Shane defied lockdown to keep business rolling

Posted on:

An innovative disability-focused manufacturer based in Melbourne has defied the crushing impact of the city-wide lockdown to keep its plant operating, staff employed and its thousands of customers with disabilities supplied with essential equipment.

Push Mobility CEO and entrepreneur Shane Hryhorec, himself a wheelchair user and NDIS participant, says the business he founded in 2013 is continuing to operate as normal, providing products and services for people with disabilities to keep them mobile and independent.

The company manufactures its own wheelchairs, wheelchair accessories and other items as well as adapting third-party products to the specific needs of its customers. 

Push Mobility CEO Shane at work

Right now the company is fully focused on protecting the health of Australia’s 200,000 wheelchair users following new research published by the CSIRO which found the COVID-19 virus can be detected on steel surfaces for up to 30 days.

“Wheelchair users are some of the most vulnerable people to infection as they touch their rims more than a thousand times a day,” Shane says. “In response we decided to come up with a range of water-based hand and wheel rim sanitisers, which don’t crack the skin like the usual alcohol-based products and thus allow infections to get through.

“For wheelchair users, keeping our hands clean is a lifelong challenge and in the current pandemic the challenge is critical.”

Shane, 34, has lived with tetraplegia since breaking his neck in a swimming accident in 2007. He founded Push Mobility based on his own experience getting his first wheelchair, where the only choice and control available was choosing the colour. 

“It was an awful experience and it got me thinking, we need cooler products to make people feel less bad about having a disability rather than the sterile off-the-shelf experience I had,” he says. “You only have to scroll through our website to find products that are fun and bright and cool.
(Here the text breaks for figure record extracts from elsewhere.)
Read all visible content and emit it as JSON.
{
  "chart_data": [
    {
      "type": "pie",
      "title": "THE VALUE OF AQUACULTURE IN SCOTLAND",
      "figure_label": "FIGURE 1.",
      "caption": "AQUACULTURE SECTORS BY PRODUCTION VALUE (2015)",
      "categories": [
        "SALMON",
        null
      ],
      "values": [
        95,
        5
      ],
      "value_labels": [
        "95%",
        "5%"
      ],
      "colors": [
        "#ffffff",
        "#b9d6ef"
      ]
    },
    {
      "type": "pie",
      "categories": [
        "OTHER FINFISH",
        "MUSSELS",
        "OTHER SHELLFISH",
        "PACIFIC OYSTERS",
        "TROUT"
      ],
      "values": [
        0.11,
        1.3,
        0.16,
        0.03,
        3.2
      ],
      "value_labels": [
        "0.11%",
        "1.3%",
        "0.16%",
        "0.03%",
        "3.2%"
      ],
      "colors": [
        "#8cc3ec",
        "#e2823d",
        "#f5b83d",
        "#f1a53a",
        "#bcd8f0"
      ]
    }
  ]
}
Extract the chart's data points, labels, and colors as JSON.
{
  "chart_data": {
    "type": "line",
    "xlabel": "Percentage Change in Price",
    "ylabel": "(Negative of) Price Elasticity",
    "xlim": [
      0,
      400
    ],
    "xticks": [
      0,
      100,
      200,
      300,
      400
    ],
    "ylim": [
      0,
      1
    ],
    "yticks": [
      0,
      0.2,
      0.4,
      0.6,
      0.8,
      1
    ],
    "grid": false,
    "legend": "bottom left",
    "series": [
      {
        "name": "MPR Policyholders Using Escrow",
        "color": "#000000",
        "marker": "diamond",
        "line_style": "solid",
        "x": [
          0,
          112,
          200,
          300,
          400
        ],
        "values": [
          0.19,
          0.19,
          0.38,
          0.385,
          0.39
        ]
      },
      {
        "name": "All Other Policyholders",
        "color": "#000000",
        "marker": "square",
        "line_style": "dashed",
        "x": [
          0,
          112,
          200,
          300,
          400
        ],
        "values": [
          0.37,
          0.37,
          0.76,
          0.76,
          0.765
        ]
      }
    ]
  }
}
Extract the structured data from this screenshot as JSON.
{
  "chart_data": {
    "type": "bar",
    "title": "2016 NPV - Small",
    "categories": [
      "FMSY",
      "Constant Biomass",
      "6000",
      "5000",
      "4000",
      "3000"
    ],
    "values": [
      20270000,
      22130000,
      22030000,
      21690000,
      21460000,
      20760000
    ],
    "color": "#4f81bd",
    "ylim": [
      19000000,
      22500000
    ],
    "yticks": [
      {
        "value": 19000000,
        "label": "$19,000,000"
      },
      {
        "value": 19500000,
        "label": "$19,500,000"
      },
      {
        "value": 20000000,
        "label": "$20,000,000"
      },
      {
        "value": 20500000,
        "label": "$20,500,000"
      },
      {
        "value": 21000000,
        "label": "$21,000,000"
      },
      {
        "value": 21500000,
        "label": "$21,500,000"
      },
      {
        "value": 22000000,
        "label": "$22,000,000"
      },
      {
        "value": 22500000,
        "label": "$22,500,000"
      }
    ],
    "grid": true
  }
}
“Where we can’t source or manufacture a product ourselves, we find companies around Australia and around the world who can, and collaborate with them. So a customer will come in and want a wheelchair and then we’ll work with 10 different companies to create the best solution specifically for that individual.”

Push Mobility sells from its factory and warehouse in Abbotsford, Melbourne, from a showroom in Queensland and via its online store, as well as through dealer networks. Most of his staff either have disabilities themselves or family members with disabilities, a key asset when working with clients.

The company was one of the very first assistive technology companies in Australia to sign up as a registered NDIS service provider at the dawn of the Scheme in 2013.

Shane says his own experience of the NDIS has been “fantastic, beyond phenomenal”. He uses his plan to fund a range of AT and other personal supports, including occupational therapy provided by Solve Disability Solutions.

“To witness the evolution of the Scheme and the way it’s improved over time has been amazing,” he says. “For companies like ours, the amount of funding available for participants to spend in the marketplace allows us to invest in R&D in a way we never could have before.”